Reputation: 42822
I write some testing code before using Proc::Daemon
, what my testing code is like:
#! /usr/bin/perl
use strict;
use warnings;
use Proc::Daemon;
Proc::Daemon::Init();
my $continue = 1;
$SIG{TERM} = sub { $continue = 0 ; }
while ( $continue ) {
sleep(5) ;
&greeting ;
}
sub greeting {
open ( FH, ">>/home/daogu/foo" ) or die "can't open it" ;
print FH "hello word\n" ;
close FH ;
}
After I start up the toy daemon, I found nothing actually has been written to "foo
". could anybody explains why does this happen? thanks.
Upvotes: 4
Views: 1221
Reputation: 19705
First, you need a semi-colon to terminate the assignment on line 9:
$SIG{TERM} = sub { $continue = 0 ; };
Until I added that, your program wouldn't even run, so I'm guessing you have that in the script and missed it here.
Beyond that, I suspect that Guss is right, and you have permission problems. Here's a way to check. Open a separate terminal and run top
. Start the daemon script, and you will see a Perl process show up. If the problem is permissions, you will quickly see the Perl process disappear. The script dies in the subroutine, but your attempt at a helpful error message never shows up since the daemon has no access to your terminal at that point.

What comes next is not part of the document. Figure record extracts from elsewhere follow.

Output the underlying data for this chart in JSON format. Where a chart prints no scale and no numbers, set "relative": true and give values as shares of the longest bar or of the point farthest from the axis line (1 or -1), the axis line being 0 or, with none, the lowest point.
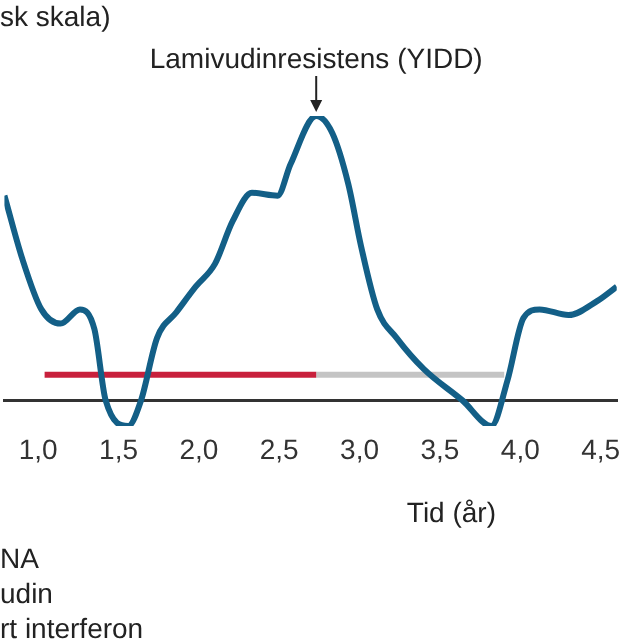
{
  "chart_data": {
    "type": "line",
    "relative": true,
    "ylabel": "sk skala)",
    "xlabel": "Tid (år)",
    "xlim": [
      0.79,
      4.6
    ],
    "xticks": [
      {
        "value": 1,
        "label": "1,0"
      },
      {
        "value": 1.5,
        "label": "1,5"
      },
      {
        "value": 2,
        "label": "2,0"
      },
      {
        "value": 2.5,
        "label": "2,5"
      },
      {
        "value": 3,
        "label": "3,0"
      },
      {
        "value": 3.5,
        "label": "3,5"
      },
      {
        "value": 4,
        "label": "4,0"
      },
      {
        "value": 4.5,
        "label": "4,5"
      }
    ],
    "marker": "none",
    "line_style": "solid",
    "grid": false,
    "annotations": [
      {
        "text": "Lamivudinresistens (YIDD)",
        "x": 2.73,
        "y": 1
      },
      "NA",
      "udin",
      "rt interferon"
    ],
    "series": [
      {
        "color": "#135f87",
        "x": [
          0.79,
          0.9,
          1.02,
          1.14,
          1.26,
          1.35,
          1.42,
          1.56,
          1.64,
          1.74,
          1.86,
          1.98,
          2.1,
          2.21,
          2.33,
          2.49,
          2.57,
          2.73,
          2.83,
          2.93,
          3.01,
          3.11,
          3.23,
          3.4,
          3.64,
          3.82,
          3.92,
          4.02,
          4.12,
          4.3,
          4.48,
          4.6
        ],
        "values": [
          0.72,
          0.5,
          0.32,
          0.27,
          0.32,
          0.25,
          0,
          -0.09,
          0,
          0.22,
          0.31,
          0.4,
          0.48,
          0.63,
          0.73,
          0.72,
          0.83,
          1,
          0.94,
          0.76,
          0.54,
          0.32,
          0.22,
          0.11,
          0,
          -0.09,
          0.07,
          0.29,
          0.32,
          0.3,
          0.35,
          0.4
        ]
      },
      {
        "color": "#c8203c",
        "x": [
          1.04,
          2.73
        ],
        "values": [
          0.09,
          0.09
        ]
      },
      {
        "color": "#c4c4c4",
        "x": [
          2.73,
          3.9
        ],
        "values": [
          0.09,
          0.09
        ]
      }
    ]
  }
}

A quick way to vary this test is change die
to warn
in the subroutine. If you do so, the daemon will continue to run forever (check the terminal running top
to confirm this). But if the problem is permissions, you still won't see a file get created or written to.
Edit: Yup, permissions trouble + no access to STDERR = a dead, silent daemon. Try this version, but make sure that you can write to the log you switch in for STDERR:
Proc::Daemon::Init();
my $continue = 1;
$SIG{TERM} = sub { $continue = 0 ; };
while ( $continue ) {
sleep(5);
greeting();
}
sub greeting {
open STDERR, '>>', '/Users/telemachus/log'
or die "Can't reopen STDERR to log: $!";
open my $fh, '>>', '/usr/local/foo'
or warn "Can't open /usr/local/foo for writing: $!";
print $fh "hello word\n";
close $fh;
}
You are likely to see a whole lot of this in your log:
Can't open foo for writing: Permission denied at daemon line 21. print() on closed filehandle $fh at daemon line 22.
Upvotes: 7
Reputation: 32335
Your script looks fine to me. Most likely the problem is just file permissions - make sure that you have write access to the directory where the file is supposed to be created, or if the file already exists that you have write access to the file itself.
I run your script on my machine and it works fine.